Spalał w piecu odpady. Nie przyjął mandatu, bo "prezes PiS pozwolił wszystkim palić"

Katarzyna Florencka
17 października 2022, 18:13 • 1 minuta czytania
34-latek z Wejherowa (woj. pomorskie) został przyłapany przez straż miejską na spalaniu w "kopciuchu" wiórowych płyt meblowych. Jak się jednak okazało, w swoim zachowaniu nie widzi nic nagannego – ponieważ, jak tłumaczył, "prezes PiS pozwolił wszystkim palić".
Prezes PiS Jarosław Kaczyński "rozgrzeszył" na spotkaniu z wyborcami w Nowym Targu palenie wszystkim "poza oponami i podobnymi" Fot. MAREK LASYK/REPORTER
Więcej ciekawych artykułów znajdziesz na stronie głównej

Spalał odpady, bo "prezes PiS pozwolił"

W sobotę 15 października straż miejska w Wejherowie otrzymała zgłoszenie o "czarnym, gęstym i śmierdzącym" dymie, który unosił się w okolicy ul. Strzeleckiej. Strażnicy szybko ustalili, że źródłem spalin jest piec typu "koza", w którym 34-letni mieszkaniec Wejherowa spalał wiórowe płyty meblowe.
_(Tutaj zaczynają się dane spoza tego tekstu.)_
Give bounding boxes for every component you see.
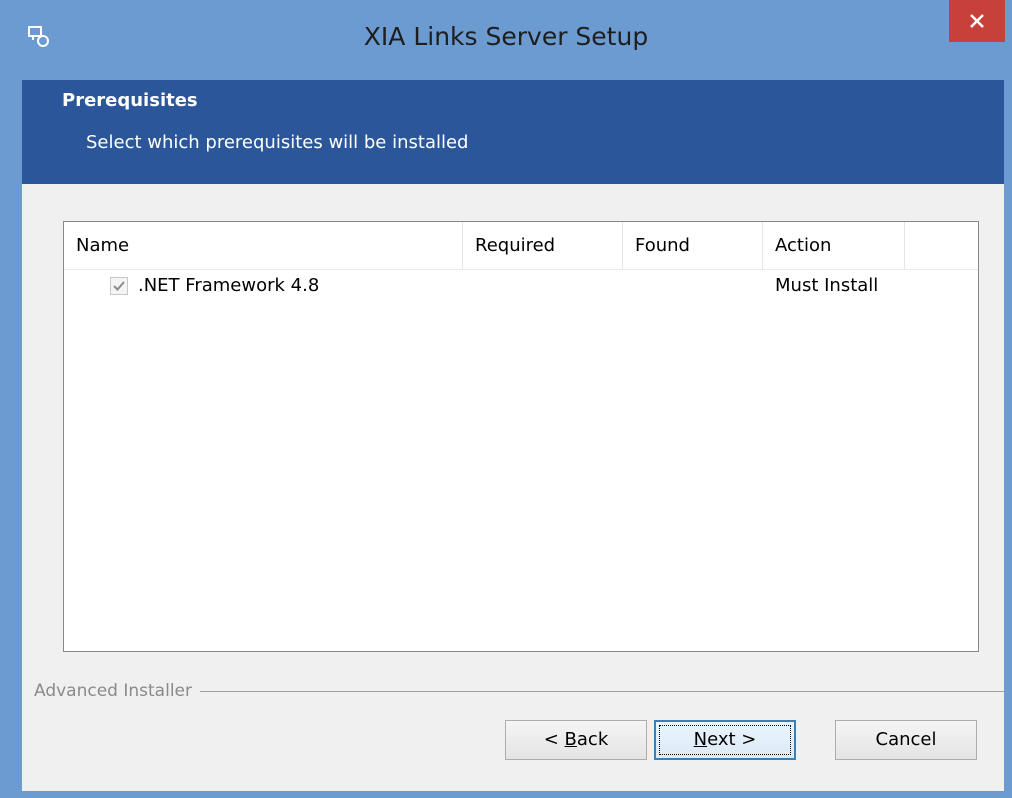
column-header-name[interactable]: Name: [64, 222, 463, 270]
column-header-required[interactable]: Required: [463, 222, 623, 270]
branding-label: Advanced Installer: [34, 681, 200, 701]
page-subtitle: Select which prerequisites will be insta…: [86, 132, 469, 153]
prerequisite-checkbox[interactable]: [110, 277, 128, 295]
focus-rectangle: [659, 725, 791, 755]
cancel-button[interactable]: Cancel: [835, 720, 977, 760]
next-button[interactable]: Next >: [654, 720, 796, 760]
close-button[interactable]: [949, 0, 1005, 42]
back-button-prefix: <: [543, 729, 565, 750]
prerequisite-action: Must Install: [775, 275, 879, 296]
prerequisite-name: .NET Framework 4.8: [138, 275, 320, 296]
back-button[interactable]: < Back: [505, 720, 647, 760]
table-row[interactable]: .NET Framework 4.8 Must Install: [64, 270, 978, 304]
prerequisites-list[interactable]: Name Required Found Action .NET Framewor…: [63, 221, 979, 652]
window-title: XIA Links Server Setup: [363, 22, 649, 51]
dialog-client-area: Prerequisites Select which prerequisites…: [22, 80, 1004, 791]
branding-separator: Advanced Installer: [34, 681, 1004, 701]
title-bar[interactable]: XIA Links Server Setup: [0, 0, 1012, 80]
back-button-accesskey: B: [564, 729, 577, 750]
page-title: Prerequisites: [62, 90, 198, 111]
header-banner: Prerequisites Select which prerequisites…: [22, 80, 1004, 184]
close-icon: [969, 13, 985, 29]
column-header-action[interactable]: Action: [763, 222, 905, 270]
back-button-rest: ack: [576, 729, 609, 750]
list-header: Name Required Found Action: [64, 222, 978, 270]
checkmark-icon: [113, 281, 125, 291]
installer-window: XIA Links Server Setup Prerequisites Sel…: [0, 0, 1012, 798]
column-header-found[interactable]: Found: [623, 222, 763, 270]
Jak relacjonują na swojej stronie internetowej strażnicy, za spalanie odpadów mężczyźnie zaproponowano mandat karny w wysokości 500 złotych, ten jednak odmówił jego przyjęcia i zamiast tego postanowił iść do sądu. Zapytany o to, dlaczego pali odpady w piecu, mężczyzna odpowiedział, że "prezes PIS pozwolił wszystkim palić".

"Takie pozwolenie nie stanowi jednak normy prawnej. Teraz sprawa znajdzie swój finał w sądzie" – podsumowują strażnicy.

Kaczyński o ogrzewaniu

Mieszkaniec pomorskiej miejscowości nawiązał w ten sposób do wypowiedzi prezesa Prawa i Sprawiedliwości, która odbiła się szerokim echem w polskim internecie. Odpowiadał on podczas spotkania w Nowym Targu na pytanie o to, jak poradzić sobie z wysokimi cenami węgla oraz jego brakiem.

Trzeba w tej chwili palić wszystkim, oczywiście poza oponami i tymi podobnymi rzeczami – stwierdził Jarosław Kaczyński, po czym dodał, że "Polska musi być ogrzana".

Niestety, wygląda na to, że 34-latek z Pomorza nie jest jedyną osobą, która w obliczu braków węgla postanowiła posłuchać prezesa Kaczyńskiego. Już pod koniec września były minister gospodarki Janusz Piechociński udostępnił na Twitterze zrzut ekranu ze strony airly.org, pokazujący mapę z aktualnym poziomem zanieczyszczenia powietrza.

Jakość powietrza, którą ukazuje mapa, jest miejscami "bardzo zła" lub "ekstremalna". Podobnych wartości nie zarejestrowano dla innych państw europejskich.

"Błagam, nie palcie oponami" – skomentował dane Piechociński.

Czym można palić w piecu?

Jak pisaliśmy w INNPoland.pl, Ministerstwo Klimatu i Środowiska zniosło niedawno normy jakości węgla spalanego w gospodarstwach domowych. Oznacza to, że można palić nie tylko najmocniej zasiarczonymi sortymentami węgla, ale również odpadami kopalnianymi, czyli flotokoncentratem i mułem kopalnianym, zmieszanymi z miałami węglowymi. "Jest to poważny krok wstecz w polityce antysmogowej rządu" — ocenił Polski Alarm Smogowy.

Przed kilkoma dniami do sprzedaży ponownie trafił węgiel brunatny – tani, lecz ogromnie szkodliwy dla środowiska opał. Jak podaje Państwowy Instytut Geologiczny, węgiel brunatny posiada mniejszy udział procentowy samego węgla niż kamienny. Ma go od 58 do 78 proc. Jest popielny, wilgotny i zawiera dużą ilość siarki.

Ze względu na te cechy ma niską wartość opałową, zwiększa też możliwość, że komin lub kocioł ulegną korozji. Przed użyciem należy go wysuszyć. Jest też toksyczny dla środowiska, wpływa na powstanie smogu.